Bailando por un sueño (Argentina)

Bailando por un sueño es un segmento del programa argentino Showmatch, que se emite por eltrece y es conducido por Marcelo Tinelli. Es la adaptación argentina del formato mexicano de Bailando con las estrellas, Bailando por un sueño, que se caracterizó por las fuertes polémicas entre los participantes y el jurado, distinguiéndola de otras versiones del programa.

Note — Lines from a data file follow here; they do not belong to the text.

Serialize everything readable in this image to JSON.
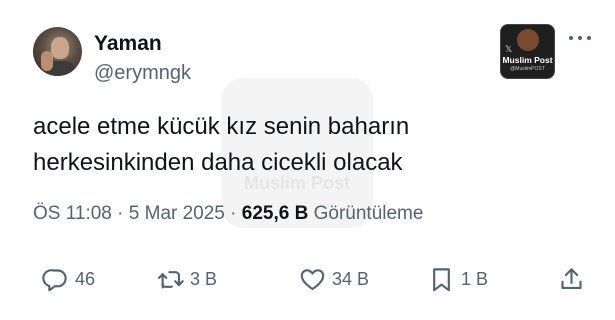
{
  "author": {
    "display_name": "Yaman",
    "handle": "@erymngk",
    "avatar_icon": "profile-photo"
  },
  "badge": {
    "title": "Muslim Post",
    "subtitle": "@MuslimPOST",
    "x_glyph": "𝕏"
  },
  "more_icon": "more-horizontal-icon",
  "tweet": {
    "lines": [
      "acele etme kücük kız senin baharın",
      "herkesinkinden daha cicekli olacak"
    ]
  },
  "watermark": {
    "text": "Muslim Post"
  },
  "meta": {
    "time": "ÖS 11:08",
    "separator": " · ",
    "date": "5 Mar 2025",
    "separator2": " · ",
    "views": "625,6 B",
    "views_label": " Görüntüleme"
  },
  "actions": {
    "reply_count": "46",
    "retweet_count": "3 B",
    "like_count": "34 B",
    "bookmark_count": "1 B"
  },
  "colors": {
    "text_primary": "#0f1419",
    "text_secondary": "#536471",
    "background": "#ffffff"
  }
}
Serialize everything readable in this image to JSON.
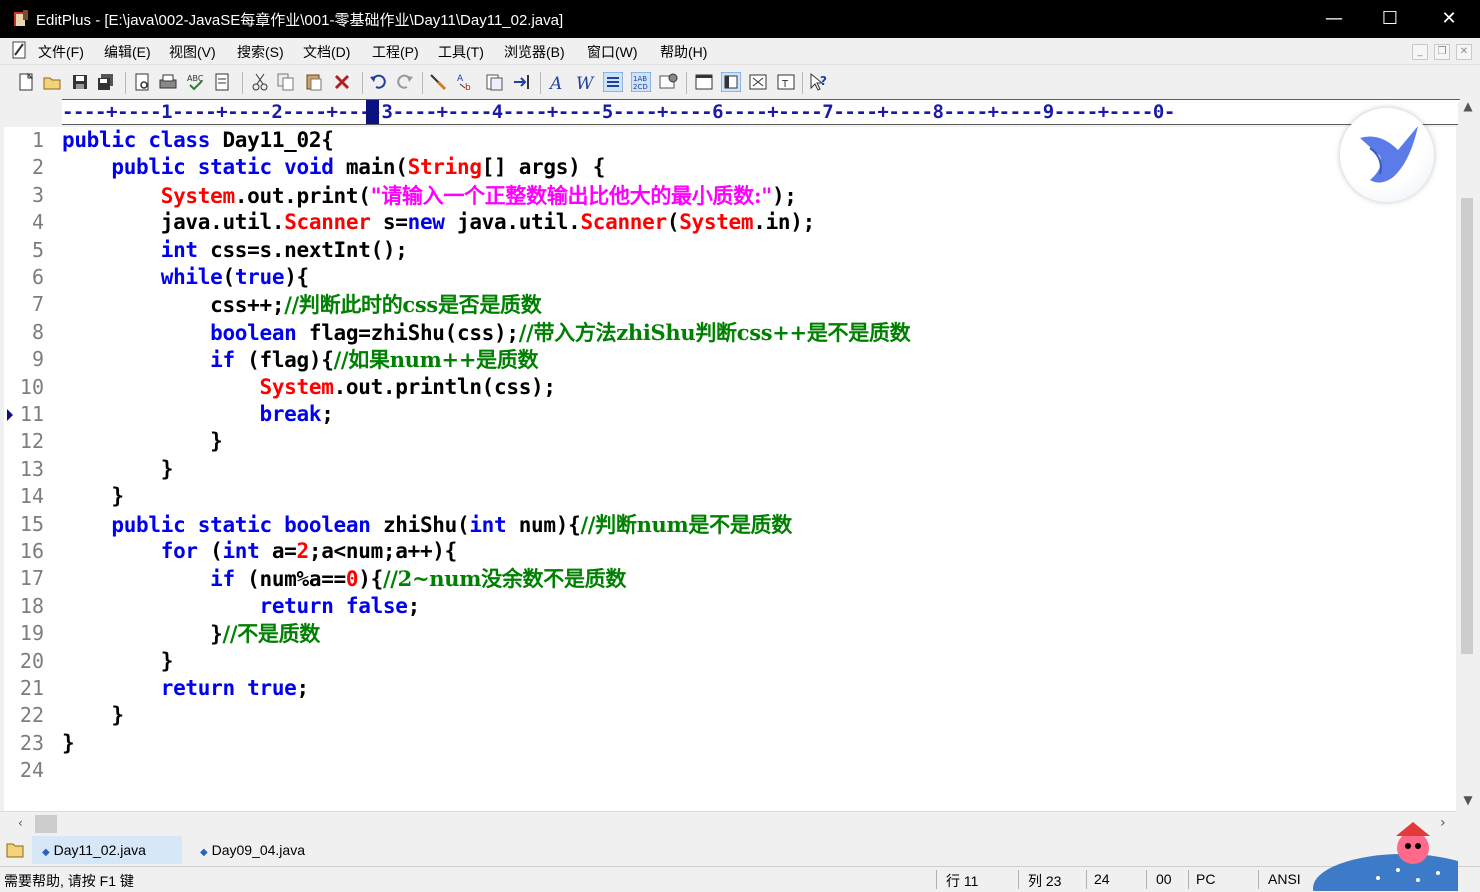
{
  "window": {
    "title": "EditPlus - [E:\\java\\002-JavaSE每章作业\\001-零基础作业\\Day11\\Day11_02.java]",
    "minimize_glyph": "—",
    "maximize_glyph": "☐",
    "close_glyph": "✕"
  },
  "menu": [
    "文件(F)",
    "编辑(E)",
    "视图(V)",
    "搜索(S)",
    "文档(D)",
    "工程(P)",
    "工具(T)",
    "浏览器(B)",
    "窗口(W)",
    "帮助(H)"
  ],
  "ruler": {
    "text": "----+----1----+----2----+----3----+----4----+----5----+----6----+----7----+----8----+----9----+----0-"
  },
  "toolbar_icons": [
    "new-file-icon",
    "open-icon",
    "save-icon",
    "save-all-icon",
    "print-preview-icon",
    "print-icon",
    "spell-check-icon",
    "document-icon",
    "cut-icon",
    "copy-icon",
    "paste-icon",
    "delete-icon",
    "undo-icon",
    "redo-icon",
    "find-icon",
    "replace-icon",
    "clipboard-icon",
    "indent-icon",
    "font-icon",
    "word-wrap-icon",
    "line-numbers-icon",
    "ruler-icon",
    "settings-icon",
    "panel-icon",
    "window-icon",
    "browser-icon",
    "full-screen-icon",
    "help-icon"
  ],
  "editor": {
    "line_numbers": [
      "1",
      "2",
      "3",
      "4",
      "5",
      "6",
      "7",
      "8",
      "9",
      "10",
      "11",
      "12",
      "13",
      "14",
      "15",
      "16",
      "17",
      "18",
      "19",
      "20",
      "21",
      "22",
      "23",
      "24"
    ],
    "current_line": 11,
    "lines": [
      [
        {
          "t": "public class ",
          "c": "kw"
        },
        {
          "t": "Day11_02{",
          "c": ""
        }
      ],
      [
        {
          "t": "    ",
          "c": ""
        },
        {
          "t": "public static void ",
          "c": "kw"
        },
        {
          "t": "main(",
          "c": ""
        },
        {
          "t": "String",
          "c": "cls"
        },
        {
          "t": "[] args) {",
          "c": ""
        }
      ],
      [
        {
          "t": "        ",
          "c": ""
        },
        {
          "t": "System",
          "c": "cls"
        },
        {
          "t": ".out.print(",
          "c": ""
        },
        {
          "t": "\"请输入一个正整数输出比他大的最小质数:\"",
          "c": "str"
        },
        {
          "t": ");",
          "c": ""
        }
      ],
      [
        {
          "t": "        java.util.",
          "c": ""
        },
        {
          "t": "Scanner",
          "c": "cls"
        },
        {
          "t": " s=",
          "c": ""
        },
        {
          "t": "new",
          "c": "kw"
        },
        {
          "t": " java.util.",
          "c": ""
        },
        {
          "t": "Scanner",
          "c": "cls"
        },
        {
          "t": "(",
          "c": ""
        },
        {
          "t": "System",
          "c": "cls"
        },
        {
          "t": ".in);",
          "c": ""
        }
      ],
      [
        {
          "t": "        ",
          "c": ""
        },
        {
          "t": "int",
          "c": "kw"
        },
        {
          "t": " css=s.nextInt();",
          "c": ""
        }
      ],
      [
        {
          "t": "        ",
          "c": ""
        },
        {
          "t": "while",
          "c": "kw"
        },
        {
          "t": "(",
          "c": ""
        },
        {
          "t": "true",
          "c": "kw"
        },
        {
          "t": "){",
          "c": ""
        }
      ],
      [
        {
          "t": "            css++;",
          "c": ""
        },
        {
          "t": "//判断此时的css是否是质数",
          "c": "cmt"
        }
      ],
      [
        {
          "t": "            ",
          "c": ""
        },
        {
          "t": "boolean",
          "c": "kw"
        },
        {
          "t": " flag=zhiShu(css);",
          "c": ""
        },
        {
          "t": "//带入方法zhiShu判断css++是不是质数",
          "c": "cmt"
        }
      ],
      [
        {
          "t": "            ",
          "c": ""
        },
        {
          "t": "if",
          "c": "kw"
        },
        {
          "t": " (flag){",
          "c": ""
        },
        {
          "t": "//如果num++是质数",
          "c": "cmt"
        }
      ],
      [
        {
          "t": "                ",
          "c": ""
        },
        {
          "t": "System",
          "c": "cls"
        },
        {
          "t": ".out.println(css);",
          "c": ""
        }
      ],
      [
        {
          "t": "                ",
          "c": ""
        },
        {
          "t": "break",
          "c": "kw"
        },
        {
          "t": ";",
          "c": ""
        }
      ],
      [
        {
          "t": "            }",
          "c": ""
        }
      ],
      [
        {
          "t": "        }",
          "c": ""
        }
      ],
      [
        {
          "t": "    }",
          "c": ""
        }
      ],
      [
        {
          "t": "    ",
          "c": ""
        },
        {
          "t": "public static boolean ",
          "c": "kw"
        },
        {
          "t": "zhiShu(",
          "c": ""
        },
        {
          "t": "int",
          "c": "kw"
        },
        {
          "t": " num){",
          "c": ""
        },
        {
          "t": "//判断num是不是质数",
          "c": "cmt"
        }
      ],
      [
        {
          "t": "        ",
          "c": ""
        },
        {
          "t": "for",
          "c": "kw"
        },
        {
          "t": " (",
          "c": ""
        },
        {
          "t": "int",
          "c": "kw"
        },
        {
          "t": " a=",
          "c": ""
        },
        {
          "t": "2",
          "c": "num"
        },
        {
          "t": ";a<num;a++){",
          "c": ""
        }
      ],
      [
        {
          "t": "            ",
          "c": ""
        },
        {
          "t": "if",
          "c": "kw"
        },
        {
          "t": " (num%a==",
          "c": ""
        },
        {
          "t": "0",
          "c": "num"
        },
        {
          "t": "){",
          "c": ""
        },
        {
          "t": "//2~num没余数不是质数",
          "c": "cmt"
        }
      ],
      [
        {
          "t": "                ",
          "c": ""
        },
        {
          "t": "return false",
          "c": "kw"
        },
        {
          "t": ";",
          "c": ""
        }
      ],
      [
        {
          "t": "            }",
          "c": ""
        },
        {
          "t": "//不是质数",
          "c": "cmt"
        }
      ],
      [
        {
          "t": "        }",
          "c": ""
        }
      ],
      [
        {
          "t": "        ",
          "c": ""
        },
        {
          "t": "return true",
          "c": "kw"
        },
        {
          "t": ";",
          "c": ""
        }
      ],
      [
        {
          "t": "    }",
          "c": ""
        }
      ],
      [
        {
          "t": "}",
          "c": ""
        }
      ],
      [
        {
          "t": "",
          "c": ""
        }
      ]
    ]
  },
  "tabs": [
    {
      "label": "Day11_02.java",
      "active": true
    },
    {
      "label": "Day09_04.java",
      "active": false
    }
  ],
  "status": {
    "help": "需要帮助, 请按 F1 键",
    "row": "行 11",
    "col": "列 23",
    "num": "24",
    "zero": "00",
    "pc": "PC",
    "enc": "ANSI"
  },
  "colors": {
    "keyword": "#0000ee",
    "class": "#ff0000",
    "string": "#ff00ff",
    "comment": "#008000",
    "ruler": "#1a1aa8"
  }
}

Originalmente, el formato del programa consistía en que una celebridad bailara con un bailarín aficionado llamado soñador. Ellos tenían que demostrar sus habilidades en varios estilos con el fin de concretar el sueño del bailarín amateur. Sin embargo, desde la 5.ª edición, en 2008, el espectáculo consiste en una competencia de baile estándar conformada por una celebridad y un bailarín profesional u otro famoso, representando ambos a una organización benéfica. Varios soñadores de primeras temporadas regresaron como profesionales en años posteriores.

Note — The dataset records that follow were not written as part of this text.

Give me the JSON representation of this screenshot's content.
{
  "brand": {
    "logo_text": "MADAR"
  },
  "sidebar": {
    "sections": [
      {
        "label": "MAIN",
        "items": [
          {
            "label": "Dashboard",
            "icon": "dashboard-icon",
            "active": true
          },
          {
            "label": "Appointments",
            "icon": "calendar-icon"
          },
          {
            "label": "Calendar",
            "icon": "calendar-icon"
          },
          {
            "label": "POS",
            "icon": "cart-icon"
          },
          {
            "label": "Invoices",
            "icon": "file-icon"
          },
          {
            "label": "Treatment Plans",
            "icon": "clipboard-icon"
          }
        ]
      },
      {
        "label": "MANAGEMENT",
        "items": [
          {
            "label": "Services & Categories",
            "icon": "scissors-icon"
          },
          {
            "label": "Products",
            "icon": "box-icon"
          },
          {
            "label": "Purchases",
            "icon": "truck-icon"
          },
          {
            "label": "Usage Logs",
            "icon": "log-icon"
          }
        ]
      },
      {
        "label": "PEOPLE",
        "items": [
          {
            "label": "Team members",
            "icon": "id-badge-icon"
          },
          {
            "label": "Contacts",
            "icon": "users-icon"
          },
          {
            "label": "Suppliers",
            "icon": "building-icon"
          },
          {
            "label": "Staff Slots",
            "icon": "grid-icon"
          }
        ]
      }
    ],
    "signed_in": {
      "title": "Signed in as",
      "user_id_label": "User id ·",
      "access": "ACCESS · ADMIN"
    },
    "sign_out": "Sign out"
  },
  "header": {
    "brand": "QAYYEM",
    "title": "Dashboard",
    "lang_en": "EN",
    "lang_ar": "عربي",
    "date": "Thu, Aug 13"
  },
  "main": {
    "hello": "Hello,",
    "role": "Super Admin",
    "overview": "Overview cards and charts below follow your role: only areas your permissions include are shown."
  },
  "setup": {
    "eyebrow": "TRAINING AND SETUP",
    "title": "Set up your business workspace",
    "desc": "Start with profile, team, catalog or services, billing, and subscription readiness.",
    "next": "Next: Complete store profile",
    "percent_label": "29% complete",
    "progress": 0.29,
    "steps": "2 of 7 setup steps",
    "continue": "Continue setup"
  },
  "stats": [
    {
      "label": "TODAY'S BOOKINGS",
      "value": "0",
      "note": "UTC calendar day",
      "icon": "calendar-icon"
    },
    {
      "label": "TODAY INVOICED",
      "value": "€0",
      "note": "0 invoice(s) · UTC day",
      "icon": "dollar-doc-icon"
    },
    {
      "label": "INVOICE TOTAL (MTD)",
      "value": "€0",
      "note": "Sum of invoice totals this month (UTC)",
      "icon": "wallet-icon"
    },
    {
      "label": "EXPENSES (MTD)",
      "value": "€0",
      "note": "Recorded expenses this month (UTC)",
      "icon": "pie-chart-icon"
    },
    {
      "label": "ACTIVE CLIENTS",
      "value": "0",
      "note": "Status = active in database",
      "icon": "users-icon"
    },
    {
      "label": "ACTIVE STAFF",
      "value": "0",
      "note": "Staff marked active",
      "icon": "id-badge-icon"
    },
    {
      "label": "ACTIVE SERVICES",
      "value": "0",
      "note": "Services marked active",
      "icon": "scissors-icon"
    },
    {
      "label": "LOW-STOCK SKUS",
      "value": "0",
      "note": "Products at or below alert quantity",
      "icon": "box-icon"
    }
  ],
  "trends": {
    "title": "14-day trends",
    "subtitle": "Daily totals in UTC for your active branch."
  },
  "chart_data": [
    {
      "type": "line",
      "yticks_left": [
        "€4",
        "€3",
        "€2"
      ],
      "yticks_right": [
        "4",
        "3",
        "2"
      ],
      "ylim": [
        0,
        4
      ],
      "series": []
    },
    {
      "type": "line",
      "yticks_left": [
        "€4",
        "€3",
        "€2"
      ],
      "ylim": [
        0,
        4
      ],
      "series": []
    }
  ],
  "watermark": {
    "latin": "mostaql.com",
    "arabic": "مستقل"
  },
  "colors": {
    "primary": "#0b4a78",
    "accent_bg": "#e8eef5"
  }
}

A diferencia de otras versiones internacionales, el programa se emite cuatro veces a la semana y las ediciones duran entre siete y nueve meses, ya que incluye un gran número de concursantes. Esto significa que las parejas bailan un solo estilo por gala y todo el proceso se lleva a varias emisiones para completar, por lo que todas las parejas restantes no bailan en una misma emisión.

Historia

El certamen original fue creado y emitido por primera vez en México. Debido a su éxito, la productora argentina Ideas del Sur compró los derechos a la productora Televisa. El éxito fue inmediato, de modo que la producción lo adaptó a otros géneros, como el canto (" Cantando por un sueño"), el patinaje artístico sobre hielo (" Patinando por un sueño") y la sexta edición musical (" Bailando por un sueño 2009"), así como también una edición infantil (" Bailando Kids"). Además, Ideas del Sur creó un reality show cuyo premio consistía en participar en "Bailando por un sueño", llamado Soñando por bailar.

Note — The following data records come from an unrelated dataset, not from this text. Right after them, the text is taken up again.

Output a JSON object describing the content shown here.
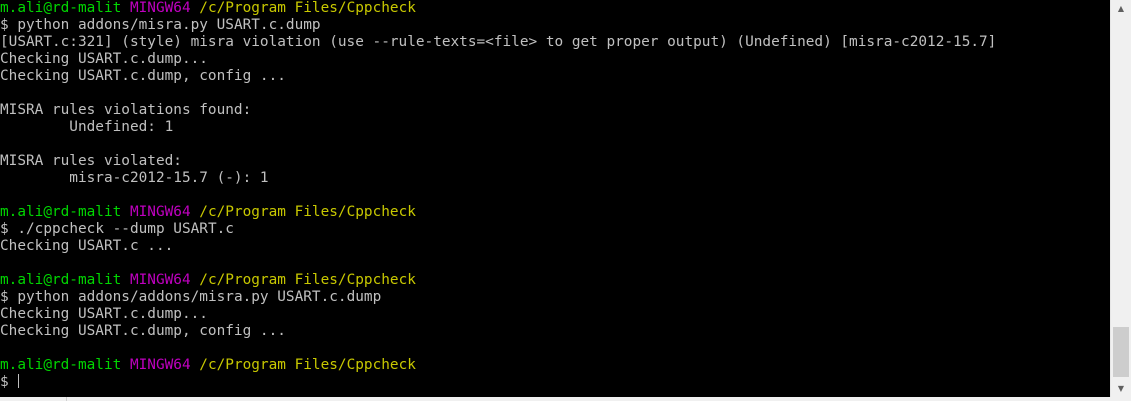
{
  "prompt": {
    "user": "m.ali@rd-malit",
    "host": "MINGW64",
    "cwd": "/c/Program Files/Cppcheck",
    "symbol": "$"
  },
  "lines": [
    {
      "kind": "prompt"
    },
    {
      "kind": "cmd",
      "text": "python addons/misra.py USART.c.dump"
    },
    {
      "kind": "out",
      "text": "[USART.c:321] (style) misra violation (use --rule-texts=<file> to get proper output) (Undefined) [misra-c2012-15.7]"
    },
    {
      "kind": "out",
      "text": "Checking USART.c.dump..."
    },
    {
      "kind": "out",
      "text": "Checking USART.c.dump, config ..."
    },
    {
      "kind": "out",
      "text": ""
    },
    {
      "kind": "out",
      "text": "MISRA rules violations found:"
    },
    {
      "kind": "out",
      "text": "        Undefined: 1"
    },
    {
      "kind": "out",
      "text": ""
    },
    {
      "kind": "out",
      "text": "MISRA rules violated:"
    },
    {
      "kind": "out",
      "text": "        misra-c2012-15.7 (-): 1"
    },
    {
      "kind": "out",
      "text": ""
    },
    {
      "kind": "prompt"
    },
    {
      "kind": "cmd",
      "text": "./cppcheck --dump USART.c"
    },
    {
      "kind": "out",
      "text": "Checking USART.c ..."
    },
    {
      "kind": "out",
      "text": ""
    },
    {
      "kind": "prompt"
    },
    {
      "kind": "cmd",
      "text": "python addons/addons/misra.py USART.c.dump"
    },
    {
      "kind": "out",
      "text": "Checking USART.c.dump..."
    },
    {
      "kind": "out",
      "text": "Checking USART.c.dump, config ..."
    },
    {
      "kind": "out",
      "text": ""
    },
    {
      "kind": "prompt"
    },
    {
      "kind": "input",
      "text": ""
    }
  ],
  "scrollbar": {
    "up_icon": "triangle-up-icon",
    "down_icon": "triangle-down-icon"
  },
  "colors": {
    "background": "#000000",
    "text": "#c0c0c0",
    "user": "#00d600",
    "host": "#bf00bf",
    "cwd": "#c8c800"
  }
}
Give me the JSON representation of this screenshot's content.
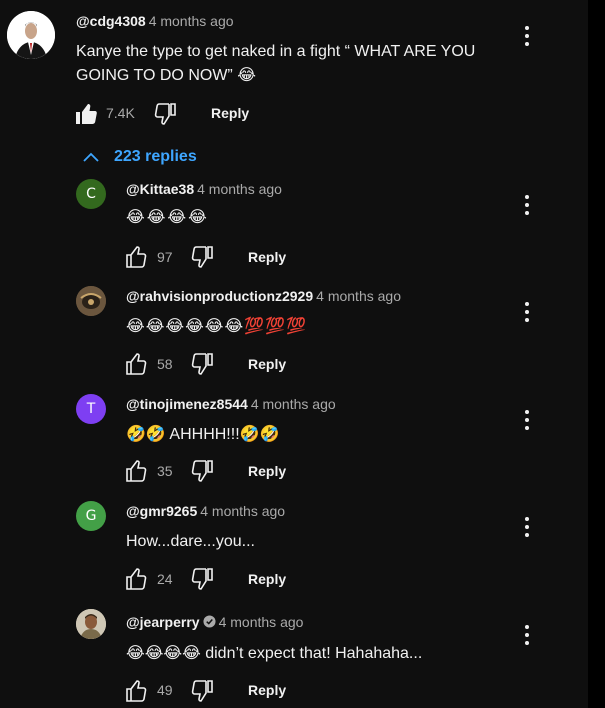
{
  "main_comment": {
    "handle": "@cdg4308",
    "time": "4 months ago",
    "text_line1": "Kanye the type to get naked in a fight “ WHAT ARE YOU",
    "text_line2": "GOING TO DO NOW” 😂",
    "likes": "7.4K",
    "reply_label": "Reply"
  },
  "replies_toggle": {
    "label": "223 replies"
  },
  "replies": [
    {
      "handle": "@Kittae38",
      "time": "4 months ago",
      "text": "😂😂😂😂",
      "likes": "97",
      "reply_label": "Reply",
      "avatar_letter": "C",
      "avatar_color": "#33691e"
    },
    {
      "handle": "@rahvisionproductionz2929",
      "time": "4 months ago",
      "text": "😂😂😂😂😂😂💯💯💯",
      "likes": "58",
      "reply_label": "Reply"
    },
    {
      "handle": "@tinojimenez8544",
      "time": "4 months ago",
      "text": "🤣🤣 AHHHH!!!🤣🤣",
      "likes": "35",
      "reply_label": "Reply",
      "avatar_letter": "T",
      "avatar_color": "#7e3ff2"
    },
    {
      "handle": "@gmr9265",
      "time": "4 months ago",
      "text": "How...dare...you...",
      "likes": "24",
      "reply_label": "Reply",
      "avatar_letter": "G",
      "avatar_color": "#43a047"
    },
    {
      "handle": "@jearperry",
      "time": "4 months ago",
      "text": "😂😂😂😂 didn’t expect that! Hahahaha...",
      "likes": "49",
      "reply_label": "Reply"
    }
  ],
  "colors": {
    "background": "#0f0f0f",
    "link": "#3ea6ff",
    "secondary_text": "#aaaaaa"
  }
}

En el concurso una pareja conformada por una personalidad del espectáculo, el deporte o a veces de la política y un bailarín amateur o profesional debían demostrar sus destrezas para el baile en diferentes ritmos musicales. Cada pareja recibía la crítica y puntaje de un jurado. Aquellas parejas que no llegaron a alcanzar una puntuación establecida debían bailar una vez más, tras lo cual el jurado elegía "salvar" a un determinado número de parejas hasta que solo quedaran dos. Una de ellas quedaba luego eliminada mediante el voto del público a través de mensajes de texto o llamadas telefónicas.

Cuando quedaban cuatro parejas restantes en el certamen se realizaba un sorteo para que estas se enfrentaran en duelos. Las dos parejas ganadoras se enfrentaban en una final, en la que solo el público tiene la decisión de proclamar un ganador.